Hay acuerdo universal en que se deben castigar las amenazas, por su efecto intimidante. Pero deben reunir unas condiciones concretas de seriedad, entidad, que se dirijan a personas concretas que deben ser percibidas como destinatarias por un observador imparcial. También lo hay en que deben castigarse los comportamientos que incitan a otros directamente a la comisión de actos que a su vez sean delictivos.

En algunos lugares es delito la calumnia (la atribución a otro de un delito sin que lo haya cometido) y la injuria (el insulto innecesario). En todos es una conducta ilícita que puede dar lugar a una obligación de reparación.
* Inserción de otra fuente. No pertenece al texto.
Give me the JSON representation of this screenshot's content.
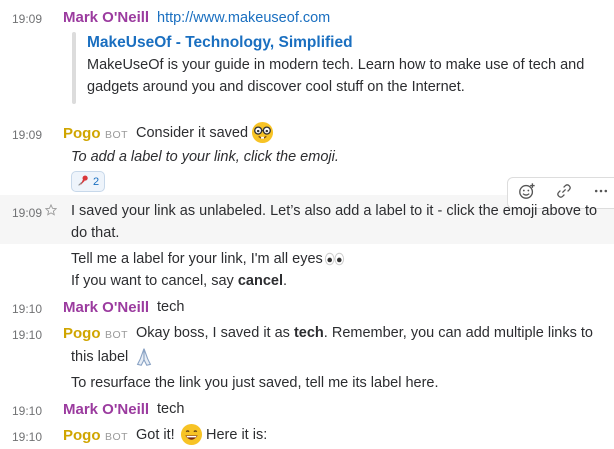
{
  "messages": {
    "m1": {
      "time": "19:09",
      "author": "Mark O'Neill",
      "link": "http://www.makeuseof.com"
    },
    "unfurl": {
      "title": "MakeUseOf - Technology, Simplified",
      "line1": "MakeUseOf is your guide in modern tech. Learn how to make use of tech and",
      "line2": "gadgets around you and discover cool stuff on the Internet."
    },
    "m2": {
      "time": "19:09",
      "author": "Pogo",
      "bot_badge": "BOT",
      "text": "Consider it saved",
      "hint": "To add a label to your link, click the emoji.",
      "reaction_count": "2"
    },
    "m3": {
      "time": "19:09",
      "line1": "I saved your link as unlabeled. Let’s also add a label to it - click the emoji above to",
      "line2": "do that.",
      "line3": "Tell me a label for your link, I'm all eyes",
      "line4_prefix": "If you want to cancel, say ",
      "line4_bold": "cancel",
      "line4_suffix": "."
    },
    "m4": {
      "time": "19:10",
      "author": "Mark O'Neill",
      "text": "tech"
    },
    "m5": {
      "time": "19:10",
      "author": "Pogo",
      "bot_badge": "BOT",
      "prefix": "Okay boss, I saved it as ",
      "bold": "tech",
      "suffix": ". Remember, you can add multiple links to",
      "line2": "this label",
      "line3": "To resurface the link you just saved, tell me its label here."
    },
    "m6": {
      "time": "19:10",
      "author": "Mark O'Neill",
      "text": "tech"
    },
    "m7": {
      "time": "19:10",
      "author": "Pogo",
      "bot_badge": "BOT",
      "text1": "Got it!",
      "text2": "Here it is:"
    }
  },
  "colors": {
    "mark_name": "#9b3b9f",
    "pogo_name": "#d0a500",
    "link": "#1a6fc0"
  },
  "icons": [
    "nerd-face-icon",
    "pushpin-icon",
    "eyes-icon",
    "praying-hands-icon",
    "grinning-face-icon",
    "add-reaction-icon",
    "link-icon",
    "more-actions-icon",
    "star-icon"
  ]
}
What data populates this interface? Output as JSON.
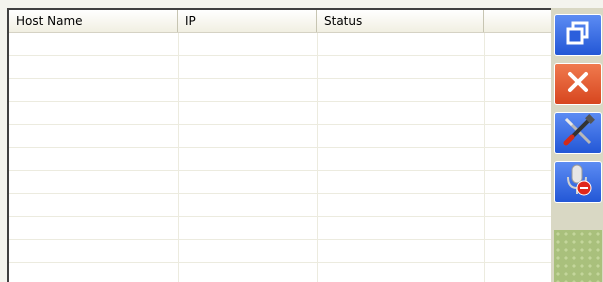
{
  "listview": {
    "columns": [
      {
        "label": "Host Name"
      },
      {
        "label": "IP"
      },
      {
        "label": "Status"
      },
      {
        "label": ""
      }
    ],
    "rows": []
  },
  "toolbar": {
    "buttons": [
      {
        "icon": "restore-window-icon",
        "color": "#2f62e0"
      },
      {
        "icon": "close-icon",
        "color": "#e2572b"
      },
      {
        "icon": "tools-icon",
        "color": "#2f62e0"
      },
      {
        "icon": "microphone-muted-icon",
        "color": "#2f62e0"
      }
    ]
  }
}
Su lógica se asienta en que la libertad de expresar ideas no ampara la agresión verbal injustificada contra una persona física y se consideran así las atribuciones injustificadas de conductas especialmente graves o la vejación verbal que no sea precisa para exponer esas ideas. Esa es la característica básica del insulto, su naturaleza gratuita en el contexto del discurso; su pertinencia solo como ad hominem dañino.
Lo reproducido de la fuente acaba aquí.